Structure in the PCA space

Now, what do you notice about the data in this PCA space?

Now, instead of looking like a structure-free blob, we seem to have some structure. What kind of structure do we have?

"N clusters", I hope you are thinking. Biologically speaking, we are now guessing that there were this many cell types in our original sample.

PCA explained variance

One of the first questions about PCA is how much of the variance in our data are "explained" by the first N components of the projected data. Let's plot this.

In [10]:
plt.figure()

plt.plot(np.cumsum(pca.explained_variance_ratio_),'.-')
plt.xlabel('number of components')
plt.ylabel('cumulative explained variance');
Figure

mini batch K-Means

Given that it looks like our data may have some clusters, let's try find these clusters using mini batch K-Means.

In [11]:
from sklearn.cluster import MiniBatchKMeans
from sklearn.metrics.pairwise import pairwise_distances_argmin
In [12]:
mbk = MiniBatchKMeans(n_clusters=n_clusters, batch_size=6, random_state=42, n_init='auto').fit(X);

plotting the clustering results in the original "number of reads" space

Let's first plot the our raw read data in a scatter plot like above, but colored according to our cluster label. We will also plot our cluster centers here.

In [13]:
mbk_means_cluster_centers = mbk.cluster_centers_
mbk_means_labels = pairwise_distances_argmin(X, mbk_means_cluster_centers)
In [14]:
fig, ax = plt.subplots(nrows=1, ncols=1)

x_gene_idx = 0
y_gene_idx = 1

for k in range(n_clusters):
    my_members = mbk_means_labels == k
    cluster_center = mbk_means_cluster_centers[k]
    line, = ax.plot(X[my_members, x_gene_idx], X[my_members, 1], '.', markersize=5)
    ax.plot(cluster_center[x_gene_idx], cluster_center[1], 'o', markersize=10, markeredgecolor='black', markerfacecolor=line.get_color())
ax.set_xlabel('gene %d' % x_gene_idx)
ax.set_ylabel('gene %d' % y_gene_idx);
Figure

plotting the clustering results in PCA space

Hmm, the plot above was not too informative. It does not seem to show obvious clusters in the data, and the points look very interwoven with others, at least for these two genes.

Let's re-plot our cluster assignments, but this time using the projection into PCA space.

In [15]:
fig, ax = plt.subplots(nrows=1, ncols=1)

projected_centers = pca.transform(mbk.cluster_centers_)

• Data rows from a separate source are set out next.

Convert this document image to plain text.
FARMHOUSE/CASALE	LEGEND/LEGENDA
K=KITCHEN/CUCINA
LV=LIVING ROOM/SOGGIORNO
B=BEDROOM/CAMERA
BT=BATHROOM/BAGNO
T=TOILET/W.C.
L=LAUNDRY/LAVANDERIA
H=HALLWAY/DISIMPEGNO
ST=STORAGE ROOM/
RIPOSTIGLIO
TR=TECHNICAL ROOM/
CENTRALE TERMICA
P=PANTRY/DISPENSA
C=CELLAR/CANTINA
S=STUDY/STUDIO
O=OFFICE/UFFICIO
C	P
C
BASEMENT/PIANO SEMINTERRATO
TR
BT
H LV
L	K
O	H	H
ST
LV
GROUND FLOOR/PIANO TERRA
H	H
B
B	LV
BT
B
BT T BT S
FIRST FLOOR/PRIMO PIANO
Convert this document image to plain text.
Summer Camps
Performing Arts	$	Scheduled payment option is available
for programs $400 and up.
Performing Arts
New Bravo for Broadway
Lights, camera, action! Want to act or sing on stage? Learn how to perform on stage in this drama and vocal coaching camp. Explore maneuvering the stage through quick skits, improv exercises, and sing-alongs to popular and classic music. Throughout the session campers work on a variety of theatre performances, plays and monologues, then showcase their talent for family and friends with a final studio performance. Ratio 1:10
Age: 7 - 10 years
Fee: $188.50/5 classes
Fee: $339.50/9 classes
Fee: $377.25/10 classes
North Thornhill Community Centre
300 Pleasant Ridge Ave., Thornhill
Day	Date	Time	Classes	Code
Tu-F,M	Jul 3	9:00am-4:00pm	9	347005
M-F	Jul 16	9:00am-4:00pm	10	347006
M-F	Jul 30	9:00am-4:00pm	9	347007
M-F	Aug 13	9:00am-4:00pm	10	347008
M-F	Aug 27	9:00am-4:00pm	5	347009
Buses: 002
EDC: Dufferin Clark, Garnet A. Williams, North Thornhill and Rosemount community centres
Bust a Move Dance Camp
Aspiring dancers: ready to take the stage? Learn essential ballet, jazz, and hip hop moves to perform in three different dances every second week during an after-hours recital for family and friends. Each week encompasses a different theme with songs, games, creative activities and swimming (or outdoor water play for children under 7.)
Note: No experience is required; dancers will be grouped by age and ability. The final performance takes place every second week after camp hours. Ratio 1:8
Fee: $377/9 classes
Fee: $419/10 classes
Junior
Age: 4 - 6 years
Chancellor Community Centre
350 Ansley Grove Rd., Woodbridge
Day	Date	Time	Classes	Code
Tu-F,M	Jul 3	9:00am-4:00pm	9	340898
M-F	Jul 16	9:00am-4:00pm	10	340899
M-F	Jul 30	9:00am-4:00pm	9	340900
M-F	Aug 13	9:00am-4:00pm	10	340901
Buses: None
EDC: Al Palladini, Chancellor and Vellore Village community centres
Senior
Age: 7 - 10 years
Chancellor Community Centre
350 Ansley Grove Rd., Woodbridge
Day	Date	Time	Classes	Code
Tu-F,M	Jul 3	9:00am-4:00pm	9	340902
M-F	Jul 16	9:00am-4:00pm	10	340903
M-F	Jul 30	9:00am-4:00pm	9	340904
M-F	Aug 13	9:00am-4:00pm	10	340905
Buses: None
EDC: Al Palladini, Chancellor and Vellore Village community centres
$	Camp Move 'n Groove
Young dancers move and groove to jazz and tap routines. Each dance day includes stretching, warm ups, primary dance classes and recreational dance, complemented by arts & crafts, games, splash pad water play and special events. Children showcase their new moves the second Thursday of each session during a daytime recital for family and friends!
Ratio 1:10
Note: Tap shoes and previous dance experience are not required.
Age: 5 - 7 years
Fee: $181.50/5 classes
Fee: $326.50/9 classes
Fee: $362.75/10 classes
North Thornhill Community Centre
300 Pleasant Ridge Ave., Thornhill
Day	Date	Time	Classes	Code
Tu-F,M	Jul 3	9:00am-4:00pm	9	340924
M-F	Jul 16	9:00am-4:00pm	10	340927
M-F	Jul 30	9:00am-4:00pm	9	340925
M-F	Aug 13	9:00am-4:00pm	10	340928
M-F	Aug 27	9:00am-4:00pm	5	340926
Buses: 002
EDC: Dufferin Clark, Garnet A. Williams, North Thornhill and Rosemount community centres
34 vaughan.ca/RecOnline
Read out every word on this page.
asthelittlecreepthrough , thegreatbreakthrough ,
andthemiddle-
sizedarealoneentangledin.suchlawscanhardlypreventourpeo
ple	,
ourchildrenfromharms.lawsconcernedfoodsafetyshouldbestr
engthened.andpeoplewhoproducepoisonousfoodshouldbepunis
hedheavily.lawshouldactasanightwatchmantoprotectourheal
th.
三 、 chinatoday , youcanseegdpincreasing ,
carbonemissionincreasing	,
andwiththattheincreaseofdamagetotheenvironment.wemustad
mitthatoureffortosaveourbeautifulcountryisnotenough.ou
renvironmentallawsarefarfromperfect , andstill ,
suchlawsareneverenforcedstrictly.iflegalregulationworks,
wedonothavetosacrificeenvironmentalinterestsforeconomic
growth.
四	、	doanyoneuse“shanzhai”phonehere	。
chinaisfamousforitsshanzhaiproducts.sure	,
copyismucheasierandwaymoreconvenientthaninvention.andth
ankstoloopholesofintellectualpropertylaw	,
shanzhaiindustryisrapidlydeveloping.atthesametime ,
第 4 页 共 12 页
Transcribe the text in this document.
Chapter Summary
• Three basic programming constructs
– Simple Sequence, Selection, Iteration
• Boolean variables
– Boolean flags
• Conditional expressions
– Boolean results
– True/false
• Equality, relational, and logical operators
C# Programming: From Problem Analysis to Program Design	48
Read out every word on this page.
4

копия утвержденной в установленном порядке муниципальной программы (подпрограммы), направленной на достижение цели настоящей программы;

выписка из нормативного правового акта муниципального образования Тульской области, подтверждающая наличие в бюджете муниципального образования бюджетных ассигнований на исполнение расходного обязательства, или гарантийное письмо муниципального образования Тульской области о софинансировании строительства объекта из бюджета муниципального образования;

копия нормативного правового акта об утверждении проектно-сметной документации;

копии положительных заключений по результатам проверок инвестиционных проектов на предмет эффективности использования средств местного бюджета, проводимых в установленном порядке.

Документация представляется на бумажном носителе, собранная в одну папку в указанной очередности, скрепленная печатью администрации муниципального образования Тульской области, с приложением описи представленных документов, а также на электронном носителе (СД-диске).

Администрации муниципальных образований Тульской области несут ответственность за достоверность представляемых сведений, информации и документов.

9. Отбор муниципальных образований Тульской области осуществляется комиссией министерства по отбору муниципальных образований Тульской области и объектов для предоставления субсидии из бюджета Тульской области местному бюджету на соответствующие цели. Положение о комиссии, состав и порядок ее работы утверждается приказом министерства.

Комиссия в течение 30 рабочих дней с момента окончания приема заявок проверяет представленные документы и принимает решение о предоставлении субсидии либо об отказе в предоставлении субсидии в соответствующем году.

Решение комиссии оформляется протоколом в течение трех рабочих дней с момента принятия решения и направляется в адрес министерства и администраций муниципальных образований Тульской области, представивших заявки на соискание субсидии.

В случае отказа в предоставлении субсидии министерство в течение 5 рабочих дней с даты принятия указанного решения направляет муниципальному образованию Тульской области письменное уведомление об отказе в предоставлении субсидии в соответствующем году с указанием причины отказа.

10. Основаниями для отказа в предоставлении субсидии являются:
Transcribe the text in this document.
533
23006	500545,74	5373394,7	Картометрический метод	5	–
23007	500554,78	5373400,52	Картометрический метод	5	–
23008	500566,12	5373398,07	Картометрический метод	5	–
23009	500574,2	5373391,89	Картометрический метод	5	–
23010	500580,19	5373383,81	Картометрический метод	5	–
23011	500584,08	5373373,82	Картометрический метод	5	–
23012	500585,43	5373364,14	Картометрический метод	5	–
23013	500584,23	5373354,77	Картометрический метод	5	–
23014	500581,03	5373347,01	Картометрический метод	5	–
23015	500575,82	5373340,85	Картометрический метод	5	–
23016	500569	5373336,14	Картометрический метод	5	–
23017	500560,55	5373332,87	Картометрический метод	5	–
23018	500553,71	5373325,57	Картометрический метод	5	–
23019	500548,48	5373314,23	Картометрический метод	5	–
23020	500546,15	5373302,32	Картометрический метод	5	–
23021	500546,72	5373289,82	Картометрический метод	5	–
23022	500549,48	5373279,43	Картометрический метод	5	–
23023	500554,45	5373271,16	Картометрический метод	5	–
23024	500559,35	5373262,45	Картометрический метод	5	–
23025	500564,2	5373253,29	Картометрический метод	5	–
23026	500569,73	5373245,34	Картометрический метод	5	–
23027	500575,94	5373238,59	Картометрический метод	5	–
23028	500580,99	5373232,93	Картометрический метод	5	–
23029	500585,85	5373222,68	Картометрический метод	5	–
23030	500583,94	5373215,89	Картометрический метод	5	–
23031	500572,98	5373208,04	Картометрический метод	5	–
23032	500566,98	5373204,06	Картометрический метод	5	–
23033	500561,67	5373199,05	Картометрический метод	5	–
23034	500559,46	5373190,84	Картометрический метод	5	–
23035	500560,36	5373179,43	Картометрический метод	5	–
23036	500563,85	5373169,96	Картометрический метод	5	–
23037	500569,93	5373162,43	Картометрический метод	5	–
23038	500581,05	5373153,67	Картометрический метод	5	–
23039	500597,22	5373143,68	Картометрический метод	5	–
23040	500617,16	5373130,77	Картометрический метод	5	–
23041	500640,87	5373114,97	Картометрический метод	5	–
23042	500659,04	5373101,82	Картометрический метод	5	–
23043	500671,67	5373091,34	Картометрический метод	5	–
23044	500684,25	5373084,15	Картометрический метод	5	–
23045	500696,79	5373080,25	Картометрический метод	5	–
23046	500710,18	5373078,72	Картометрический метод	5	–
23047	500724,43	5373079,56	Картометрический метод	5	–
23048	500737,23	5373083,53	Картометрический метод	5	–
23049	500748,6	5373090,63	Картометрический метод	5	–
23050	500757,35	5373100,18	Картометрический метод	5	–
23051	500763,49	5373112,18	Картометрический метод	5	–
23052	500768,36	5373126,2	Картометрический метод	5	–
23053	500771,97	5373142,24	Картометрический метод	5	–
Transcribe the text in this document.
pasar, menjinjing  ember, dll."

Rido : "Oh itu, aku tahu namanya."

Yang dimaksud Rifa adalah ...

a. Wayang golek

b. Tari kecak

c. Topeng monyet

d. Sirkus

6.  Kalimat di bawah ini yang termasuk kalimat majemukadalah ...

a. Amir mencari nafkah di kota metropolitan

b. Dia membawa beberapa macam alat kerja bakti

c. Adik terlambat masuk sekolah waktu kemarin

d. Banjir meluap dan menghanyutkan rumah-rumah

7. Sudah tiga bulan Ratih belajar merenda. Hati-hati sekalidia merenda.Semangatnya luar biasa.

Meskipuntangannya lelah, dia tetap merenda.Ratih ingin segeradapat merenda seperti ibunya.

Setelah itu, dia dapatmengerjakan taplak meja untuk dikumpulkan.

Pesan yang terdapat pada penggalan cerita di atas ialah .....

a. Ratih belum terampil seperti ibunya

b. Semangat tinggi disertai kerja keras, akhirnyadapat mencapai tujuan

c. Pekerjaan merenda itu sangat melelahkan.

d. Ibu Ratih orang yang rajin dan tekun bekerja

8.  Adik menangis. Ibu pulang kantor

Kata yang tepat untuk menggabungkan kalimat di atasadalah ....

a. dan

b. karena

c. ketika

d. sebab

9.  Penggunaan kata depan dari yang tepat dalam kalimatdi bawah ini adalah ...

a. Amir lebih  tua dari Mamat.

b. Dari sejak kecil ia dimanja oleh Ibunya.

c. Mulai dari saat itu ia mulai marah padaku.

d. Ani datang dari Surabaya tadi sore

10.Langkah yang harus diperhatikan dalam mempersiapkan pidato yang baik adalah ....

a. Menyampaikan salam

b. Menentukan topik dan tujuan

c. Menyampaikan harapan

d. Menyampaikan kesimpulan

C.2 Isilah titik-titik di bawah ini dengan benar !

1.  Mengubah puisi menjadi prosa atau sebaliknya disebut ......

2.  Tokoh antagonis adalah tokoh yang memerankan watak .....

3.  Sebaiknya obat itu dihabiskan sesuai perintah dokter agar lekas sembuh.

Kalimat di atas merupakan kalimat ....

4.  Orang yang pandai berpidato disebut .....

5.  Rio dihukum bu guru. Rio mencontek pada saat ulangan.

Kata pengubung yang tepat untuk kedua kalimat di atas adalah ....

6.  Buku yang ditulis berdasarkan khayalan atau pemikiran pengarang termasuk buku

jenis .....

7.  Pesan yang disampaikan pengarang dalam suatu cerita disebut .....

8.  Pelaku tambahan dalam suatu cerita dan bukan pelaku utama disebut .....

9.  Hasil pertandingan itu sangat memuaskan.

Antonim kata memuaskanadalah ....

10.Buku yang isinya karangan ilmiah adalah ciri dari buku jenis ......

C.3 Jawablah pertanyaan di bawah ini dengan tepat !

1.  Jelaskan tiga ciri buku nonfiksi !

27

for k in range(n_clusters):
    my_members = mbk_means_labels == k
    projected_cluster_center = projected_centers[k]
    line, = ax.plot(projected[my_members, 0], projected[my_members, 1], '.',
                    markersize=1.8)
    ax.plot(projected_cluster_center[0], projected_cluster_center[1], 'o',
            markersize=10, markeredgecolor='black', markerfacecolor=line.get_color())
ax.set_xlabel('PC 1')
ax.set_ylabel('PC 2');
Figure

silhouette analysis with K-means

OK, so that last plot (in PCA space) is looking better. The automatically detected clusters seem to agree with the idea we had from just looking at the data. Let's now use a silhouette analysis as one way to check whether this was a particularly good number of clusters for this data.

Selecting the number of clusters with silhouette analysis on KMeans clustering

(This section modified from https://scikit-learn.org/stable/auto_examples/cluster/plot_kmeans_silhouette_analysis.html )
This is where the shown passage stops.